Bij het overdenken van wat 'een zonde' is, is het goed om de verschillende aspecten te overwegen met betrekking tot de zondaar. Wanneer de zondaar een bewuste zonde begaan heeft, ontstaan er drie dingen:
Stelt u zich eens een rechtszitting hier op aarde voor. Er wordt een misdadiger voorgeleid, die van diefstal wordt beschuldigd. Er zijn getuigen die de misdaad bevestigen. Door een toevallige omstandigheid heeft de politie een kleurenfilm met geluid van de daad, en de misdadiger erkent. Is hij schuldig? Ja! Kunt u met uw ogen de schuld zien? Neen. Hoe kunt u dan zeggen, dat er sprake is van schuld? Wel, ten eerste is er een wet. Ten tweede is er een herinnering, een schriftelijke verklaring en getuigen. En ten derde zijn er de gevolgen van de misdaad, zowel bij de misdadiger als bij de betrokkenen. (Noot van de vertaler: Schuld houdt verband met de verantwoordelijkheid voor een daad. Zonder, verantwoordelijkheid is er geen schuld. En omdat verantwoordelijkheid kan worden overgedragen, kan schuld worden overgedragen. De schuld van de zonde is het enige aspect van de zonde, waarbij sprake kan zijn van overdracht.) Schuld is een geestelijk iets. Ook de wet is geestelijk. Hoewel wij ze niet kunnen zien, bestaan ze toch en kunnen wij de gevolgen ervan waarnemen. Schuld kan worden gevoeld. Iemand voelt zich innerlijk schuldig, dus in zijn geest. Het universum bestaat uit materiele- en geestelijke dingen. Beide, zowel de materiële als de geestelijke dingen werden bij de schepping gemaakt en zij worden door de kracht van een persoonlijk Wezen, God, in stand gehouden. (MH414.9) God heeft voorzieningen getroffen, dat de schuld kan worden overgedragen. Wanneer wij werkelijk berouw tonen over een zonde, wordt de schuld van die zonde niet vernietigd, maar wordt door Christus van ons afgenomen (GC420.2; PP356.2) Ellen White stelt het als volgt voor: de schuld van de zonde wordt in werkelijkheid, d.w.z. in feite overgedragen van de zondaar naar het hemels heiligdom. (GC420.1) Dit getuigenis kan geen betrekking hebben op de 'aantekening' der zonde, want achter de aantekening van de zonde wordt dan 'vergeven' geschreven. (GC483.5) De aantekening blijft bestaan , totdat zij uiteindelijk, na het onderzoekend oordeel wordt 'uitgedelgd of uitgewist. (GC422.1, 483.5)

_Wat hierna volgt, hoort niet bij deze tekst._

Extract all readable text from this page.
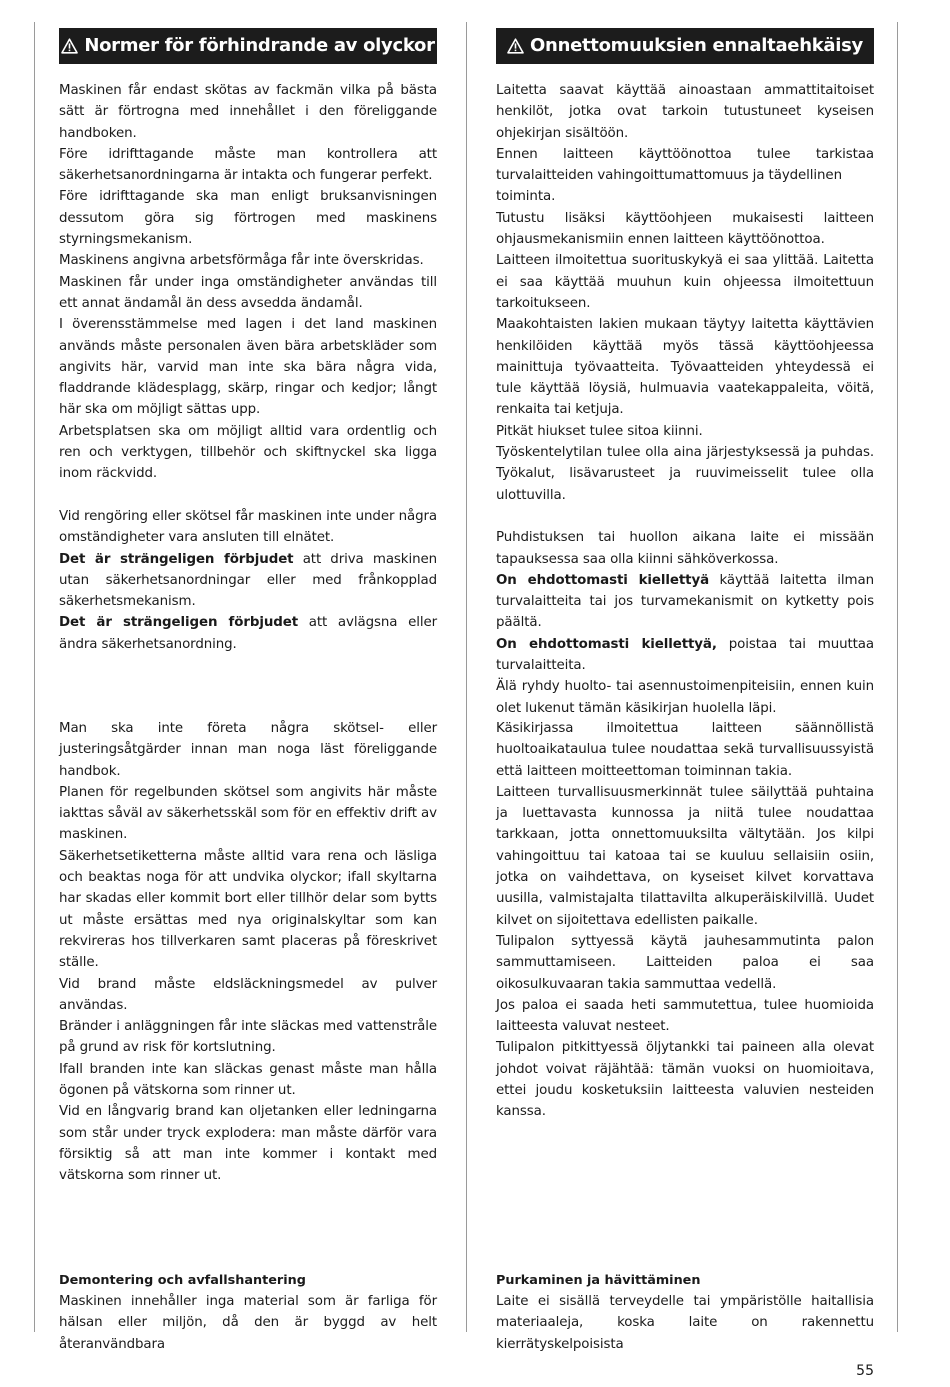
Normer för förhindrande av olyckor	Onnettomuuksien ennaltaehkäisy

Maskinen får endast skötas av fackmän vilka på bästa sätt är förtrogna med innehållet i den föreliggande handboken.

Före idrifttagande måste man kontrollera att säkerhetsanordningarna är intakta och fungerar perfekt.

Före idrifttagande ska man enligt bruksanvisningen dessutom göra sig förtrogen med maskinens styrningsmekanism.

Maskinens angivna arbetsförmåga får inte överskridas.

Maskinen får under inga omständigheter användas till ett annat ändamål än dess avsedda ändamål.

I överensstämmelse med lagen i det land maskinen används måste personalen även bära arbetskläder som angivits här, varvid man inte ska bära några vida, fladdrande klädesplagg, skärp, ringar och kedjor; långt här ska om möjligt sättas upp.

Arbetsplatsen ska om möjligt alltid vara ordentlig och ren och verktygen, tillbehör och skiftnyckel ska ligga inom räckvidd.

Vid rengöring eller skötsel får maskinen inte under några omständigheter vara ansluten till elnätet.

Det är strängeligen förbjudet att driva maskinen utan säkerhetsanordningar eller med frånkopplad säkerhetsmekanism.

Det är strängeligen förbjudet att avlägsna eller ändra säkerhetsanordning.

Man ska inte företa några skötsel- eller justeringsåtgärder innan man noga läst föreliggande handbok.

Planen för regelbunden skötsel som angivits här måste iakttas såväl av säkerhetsskäl som för en effektiv drift av maskinen.

Säkerhetsetiketterna måste alltid vara rena och läsliga och beaktas noga för att undvika olyckor; ifall skyltarna har skadas eller kommit bort eller tillhör delar som bytts ut måste ersättas med nya originalskyltar som kan rekvireras hos tillverkaren samt placeras på föreskrivet ställe.

Vid brand måste eldsläckningsmedel av pulver användas.

Bränder i anläggningen får inte släckas med vattenstråle på grund av risk för kortslutning.

Ifall branden inte kan släckas genast måste man hålla ögonen på vätskorna som rinner ut.

Vid en långvarig brand kan oljetanken eller ledningarna som står under tryck explodera: man måste därför vara försiktig så att man inte kommer i kontakt med vätskorna som rinner ut.

Demontering och avfallshantering

Maskinen innehåller inga material som är farliga för hälsan eller miljön, då den är byggd av helt återanvändbara

Laitetta saavat käyttää ainoastaan ammattitaitoiset henkilöt, jotka ovat tarkoin tutustuneet kyseisen ohjekirjan sisältöön.

Ennen laitteen käyttöönottoa tulee tarkistaa turvalaitteiden vahingoittumattomuus ja täydellinen

toiminta.

Tutustu lisäksi käyttöohjeen mukaisesti laitteen ohjausmekanismiin ennen laitteen käyttöönottoa.

Laitteen ilmoitettua suorituskykyä ei saa ylittää. Laitetta ei saa käyttää muuhun kuin ohjeessa ilmoitettuun tarkoitukseen.

Maakohtaisten lakien mukaan täytyy laitetta käyttävien henkilöiden käyttää myös tässä käyttöohjeessa mainittuja työvaatteita. Työvaatteiden yhteydessä ei tule käyttää löysiä, hulmuavia vaatekappaleita, vöitä, renkaita tai ketjuja.

Pitkät hiukset tulee sitoa kiinni.

Työskentelytilan tulee olla aina järjestyksessä ja puhdas. Työkalut, lisävarusteet ja ruuvimeisselit tulee olla ulottuvilla.

Puhdistuksen tai huollon aikana laite ei missään tapauksessa saa olla kiinni sähköverkossa.

On ehdottomasti kiellettyä käyttää laitetta ilman turvalaitteita tai jos turvamekanismit on kytketty pois päältä.

On ehdottomasti kiellettyä, poistaa tai muuttaa turvalaitteita.

Älä ryhdy huolto- tai asennustoimenpiteisiin, ennen kuin olet lukenut tämän käsikirjan huolella läpi.

Käsikirjassa ilmoitettua laitteen säännöllistä huoltoaikataulua tulee noudattaa sekä turvallisuussyistä että laitteen moitteettoman toiminnan takia.

Laitteen turvallisuusmerkinnät tulee säilyttää puhtaina ja luettavasta kunnossa ja niitä tulee noudattaa tarkkaan, jotta onnettomuuksilta vältytään. Jos kilpi vahingoittuu tai katoaa tai se kuuluu sellaisiin osiin, jotka on vaihdettava, on kyseiset kilvet korvattava uusilla, valmistajalta tilattavilta alkuperäiskilvillä. Uudet kilvet on sijoitettava edellisten paikalle.

Tulipalon syttyessä käytä jauhesammutinta palon sammuttamiseen. Laitteiden paloa ei saa oikosulkuvaaran takia sammuttaa vedellä.

Jos paloa ei saada heti sammutettua, tulee huomioida laitteesta valuvat nesteet.

Tulipalon pitkittyessä öljytankki tai paineen alla olevat johdot voivat räjähtää: tämän vuoksi on huomioitava, ettei joudu kosketuksiin laitteesta valuvien nesteiden kanssa.

Purkaminen ja hävittäminen

Laite ei sisällä terveydelle tai ympäristölle haitallisia materiaaleja, koska laite on rakennettu kierrätyskelpoisista

55
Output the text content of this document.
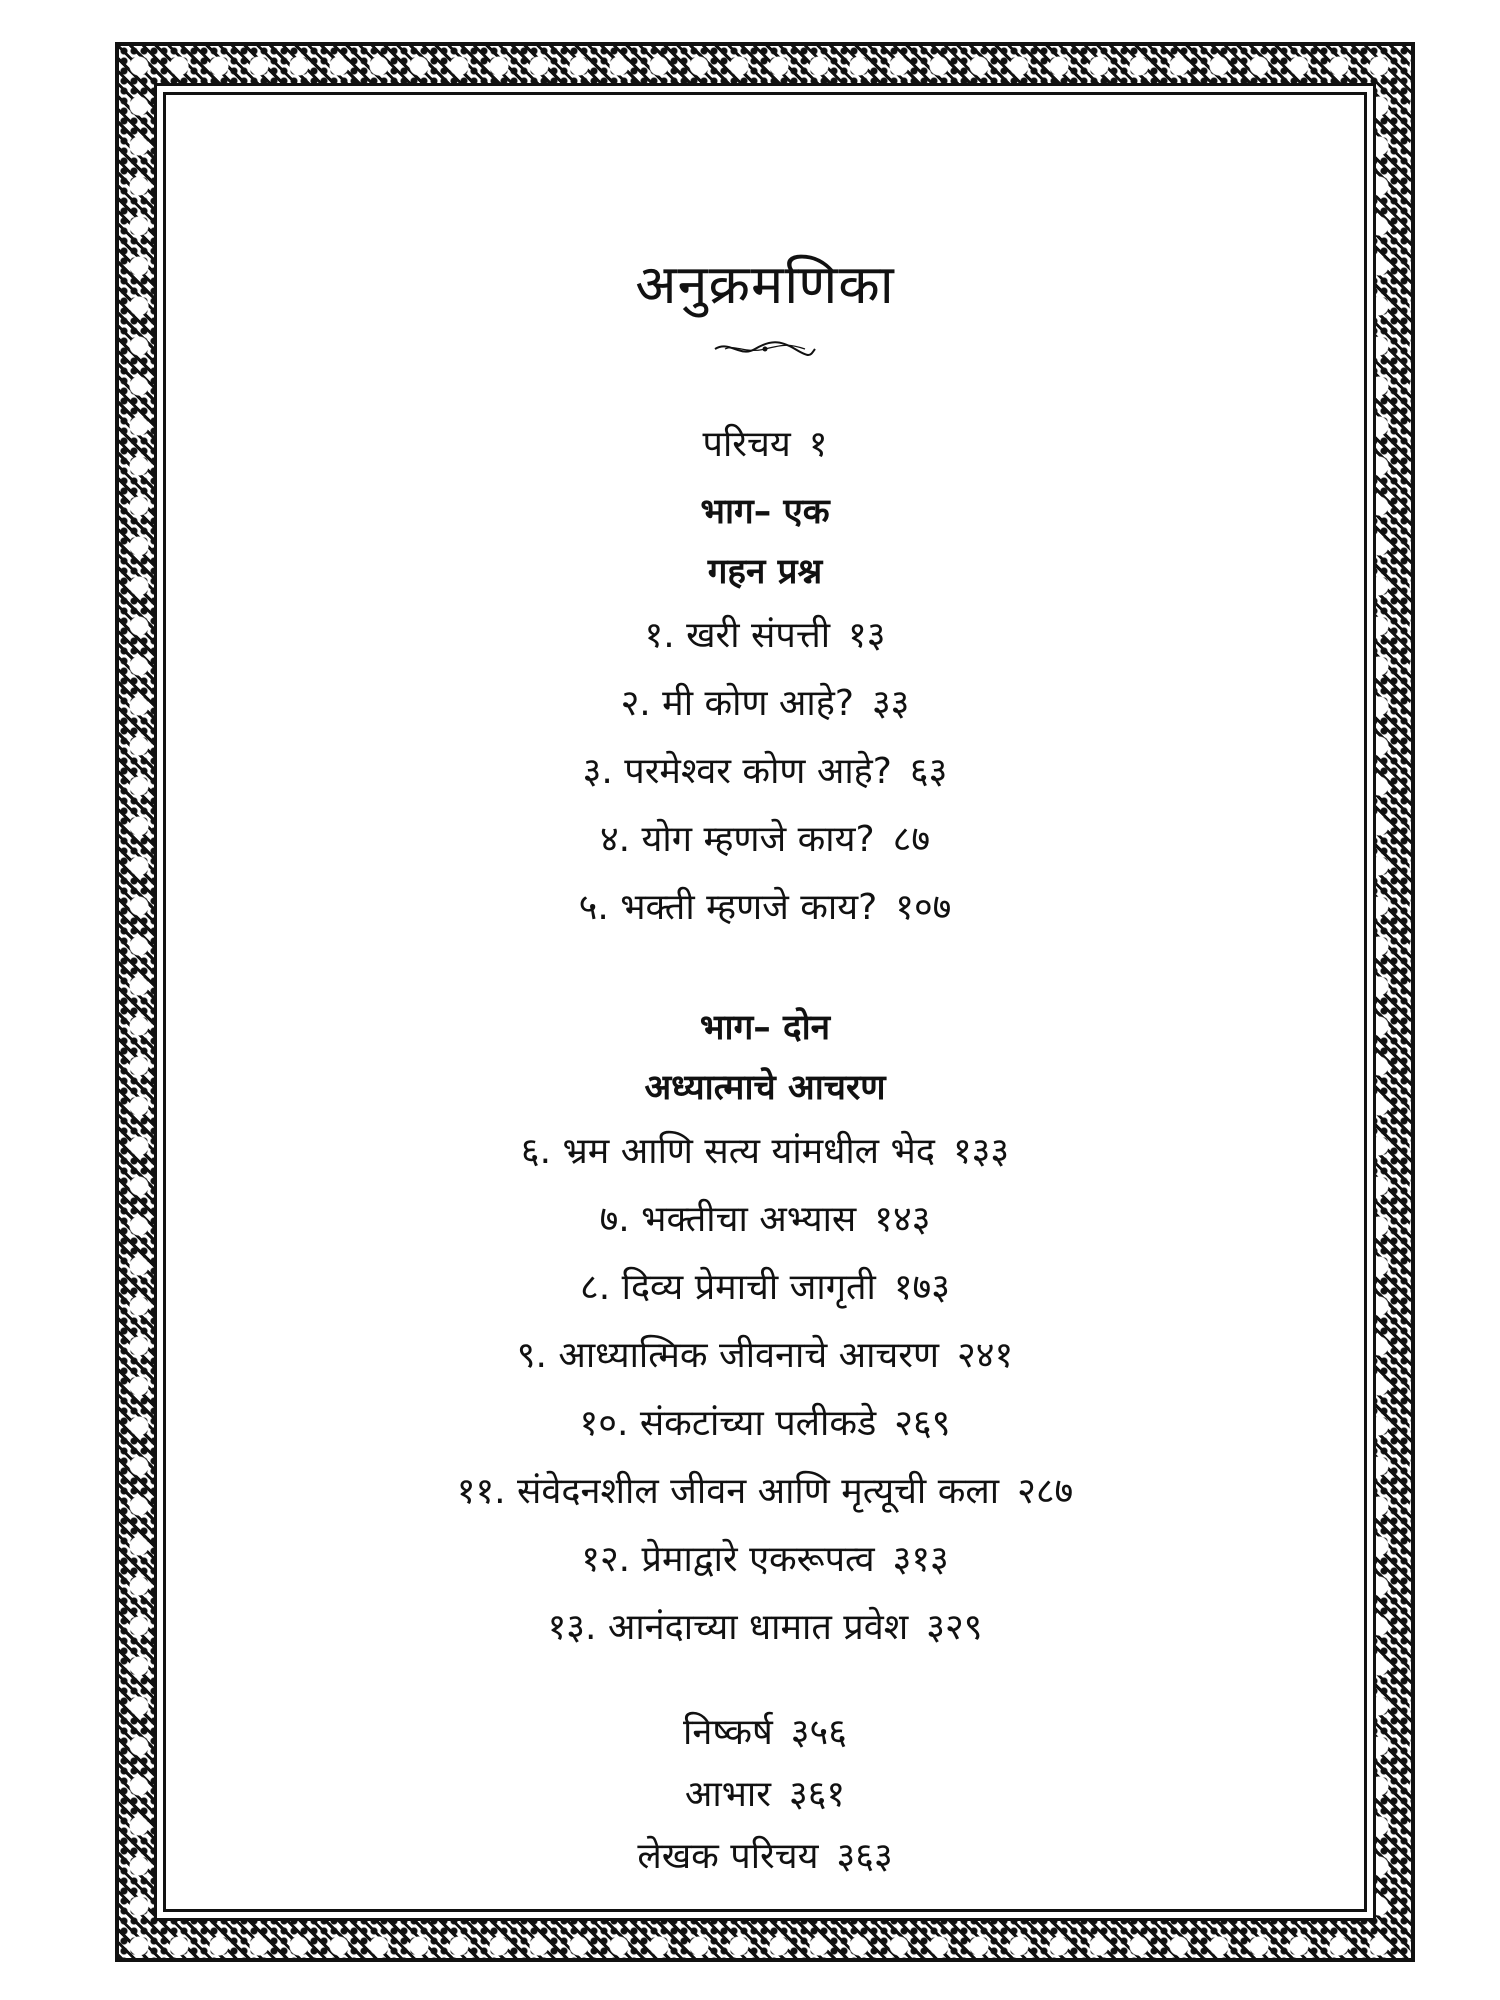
अनुक्रमणिका
परिचय १
भाग– एक
गहन प्रश्न
१. खरी संपत्ती १३
२. मी कोण आहे? ३३
३. परमेश्वर कोण आहे? ६३
४. योग म्हणजे काय? ८७
५. भक्ती म्हणजे काय? १०७
भाग– दोन
अध्यात्माचे आचरण
६. भ्रम आणि सत्य यांमधील भेद १३३
७. भक्तीचा अभ्यास १४३
८. दिव्य प्रेमाची जागृती १७३
९. आध्यात्मिक जीवनाचे आचरण २४१
१०. संकटांच्या पलीकडे २६९
११. संवेदनशील जीवन आणि मृत्यूची कला २८७
१२. प्रेमाद्वारे एकरूपत्व ३१३
१३. आनंदाच्या धामात प्रवेश ३२९
निष्कर्ष ३५६
आभार ३६१
लेखक परिचय ३६३
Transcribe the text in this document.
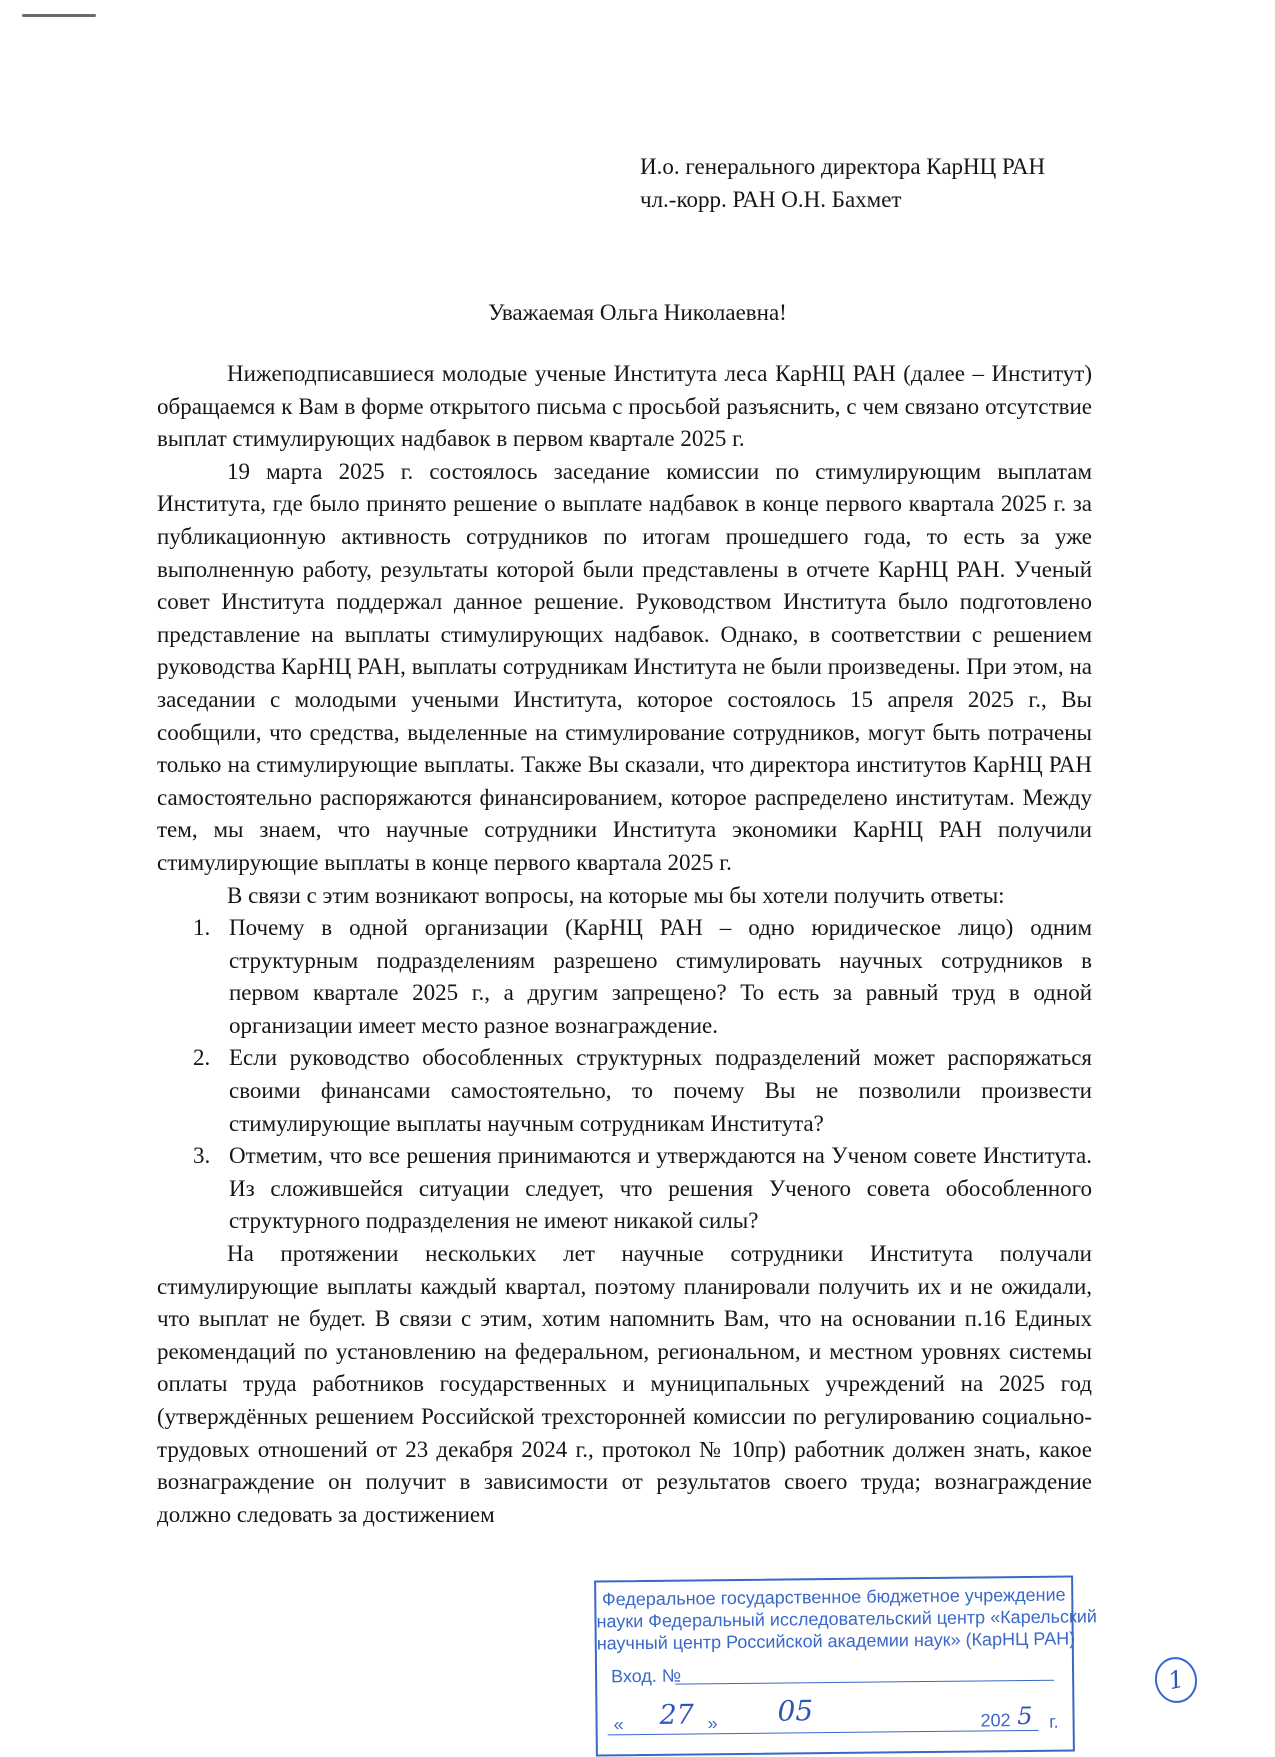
И.о. генерального директора КарНЦ РАН
чл.-корр. РАН О.Н. Бахмет
Уважаемая Ольга Николаевна!

Нижеподписавшиеся молодые ученые Института леса КарНЦ РАН (далее – Институт) обращаемся к Вам в форме открытого письма с просьбой разъяснить, с чем связано отсутствие выплат стимулирующих надбавок в первом квартале 2025 г.

19 марта 2025 г. состоялось заседание комиссии по стимулирующим выплатам Института, где было принято решение о выплате надбавок в конце первого квартала 2025 г. за публикационную активность сотрудников по итогам прошедшего года, то есть за уже выполненную работу, результаты которой были представлены в отчете КарНЦ РАН. Ученый совет Института поддержал данное решение. Руководством Института было подготовлено представление на выплаты стимулирующих надбавок. Однако, в соответствии с решением руководства КарНЦ РАН, выплаты сотрудникам Института не были произведены. При этом, на заседании с молодыми учеными Института, которое состоялось 15 апреля 2025 г., Вы сообщили, что средства, выделенные на стимулирование сотрудников, могут быть потрачены только на стимулирующие выплаты. Также Вы сказали, что директора институтов КарНЦ РАН самостоятельно распоряжаются финансированием, которое распределено институтам. Между тем, мы знаем, что научные сотрудники Института экономики КарНЦ РАН получили стимулирующие выплаты в конце первого квартала 2025 г.

В связи с этим возникают вопросы, на которые мы бы хотели получить ответы:

1. Почему в одной организации (КарНЦ РАН – одно юридическое лицо) одним структурным подразделениям разрешено стимулировать научных сотрудников в первом квартале 2025 г., а другим запрещено? То есть за равный труд в одной организации имеет место разное вознаграждение.
2. Если руководство обособленных структурных подразделений может распоряжаться своими финансами самостоятельно, то почему Вы не позволили произвести стимулирующие выплаты научным сотрудникам Института?
3. Отметим, что все решения принимаются и утверждаются на Ученом совете Института. Из сложившейся ситуации следует, что решения Ученого совета обособленного структурного подразделения не имеют никакой силы?

На протяжении нескольких лет научные сотрудники Института получали стимулирующие выплаты каждый квартал, поэтому планировали получить их и не ожидали, что выплат не будет. В связи с этим, хотим напомнить Вам, что на основании п.16 Единых рекомендаций по установлению на федеральном, региональном, и местном уровнях системы оплаты труда работников государственных и муниципальных учреждений на 2025 год (утверждённых решением Российской трехсторонней комиссии по регулированию социально-трудовых отношений от 23 декабря 2024 г., протокол № 10пр) работник должен знать, какое вознаграждение он получит в зависимости от результатов своего труда; вознаграждение должно следовать за достижением

Федеральное государственное бюджетное учреждение
науки Федеральный исследовательский центр «Карельский
научный центр Российской академии наук» (КарНЦ РАН)
Вход. №
« 27 » 05	202 5 г.
1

Het is deze schuld van de berouwvolle zondaar, die het hemels heiligdom verontreinigt. (PP355-6 ; GC420-1) De schuld van de goddelozen staat opgetekend tegenover hun zondig levensverslag in de hemel, maar verontreinigt de hemelse plaatsen niet, daar zij niet werd overgedragen door het bloed van het Lam. Wanneer het onderzoekend oordeel voor allen is afgesloten, neemt Jezus op grond van de verdienste van Zijn offer, als hogepriester de schuld van de rechtvaardigen op Zich (GC422.5; PP356-8) en plaatst Hij in tegenwoordigheid van al Zijn heiligen de schuld op satan, omdat deze verantwoordelijk is voor het ontstaan van de zonde en omdat hij de verzoeker tot zonde is (EW280-1) Voor elke zonde moet rekenschap worden afgelegd. (DA761.8 ; 5BC1087) Het wordt duidelijk waarom Jezus de 'Zondendrager' wordt genoemd. (DA111.7, 685.7, 756) Hij droeg onze schuld in Gethsémané en aan het kruis. Als Middelaar neemt Hij onze schuld op zich bij onze belijdenis en legt ze tenslotte op satan, die dan de gevolgen moet dragen van alle zonden, die hij de rechtvaardigen heeft doen begaan. (GC485.9) Christus betaalde de straf voor ons deel in de zonde, waardoor Hij het recht verkreeg om onze schuld van de zonde te dragen. (RH09-29-96) De 'reiniging van het heiligdom' omvat:
Toch zijn er denkers, alhoewel overtuigd, dat ware schuld bestaat, deze zozeer trachten te verkleinen of verduisteren, dat ze niet meer terug te vinden is. Toen President Kennedy vermoord werd hebben velen getracht de blaam ervoor op de gemeenschap te werpen. Er is heel wat te doen geweest in medische en juristische kringen om overeenstemming te bereiken tussen de opvattingen van juristen, psychiaters en sociologen met betrekking tot de criminele rechtspraak. In feite gaat het om het volgende: De sociologen en de psychiaters willen ons doen geloven dat de mens een product is van erfelijkheid en omgeving zonder vrije keuze; en dat als hij geconfronteerd wordt met een aantal omstandigheden en prikkels, hij op een bepaalde, van te voren vaststaande wijze moet reageren. (W.M.Mc Gaughey, Calif. Med. 99;318,1963) Door op die manier te redeneren wordt de blaam voor onze daden, goed of slecht, op een uiterst moeilijk grijpbaar geheel gelegd als ' de gemeenschap' . De gemeenschap moet dus de schuld aanvaarden en zichzelf geselen, en de misdadiger vrijuit laten gaan. Door veelvuldig kiezen plaatst de persoon zich daar waar hij zich bevindt. Zoals een persoon die onderweg is, bij elk kruispunt moet kiezen, zo moeten ook wij in geestelijke dingen, voortdurend kiezen. Iemand kan verkiezen in een goddeloos gezelschap te leven; hij kan zijn geest vullen met vulgaire afval van slechte schrijvers, of leven op een TV-dieet van hartstocht en bruutheid, totdat misdaad een natuurlijk gevolg is; maar de schuld draagt hijzelf en blijft de zijne, totdat en tenzij hij zich door het beginsel van bovennatuurlijke wedergeboorte, uit vrije wil, zich afkeert van zo'n manier van leven.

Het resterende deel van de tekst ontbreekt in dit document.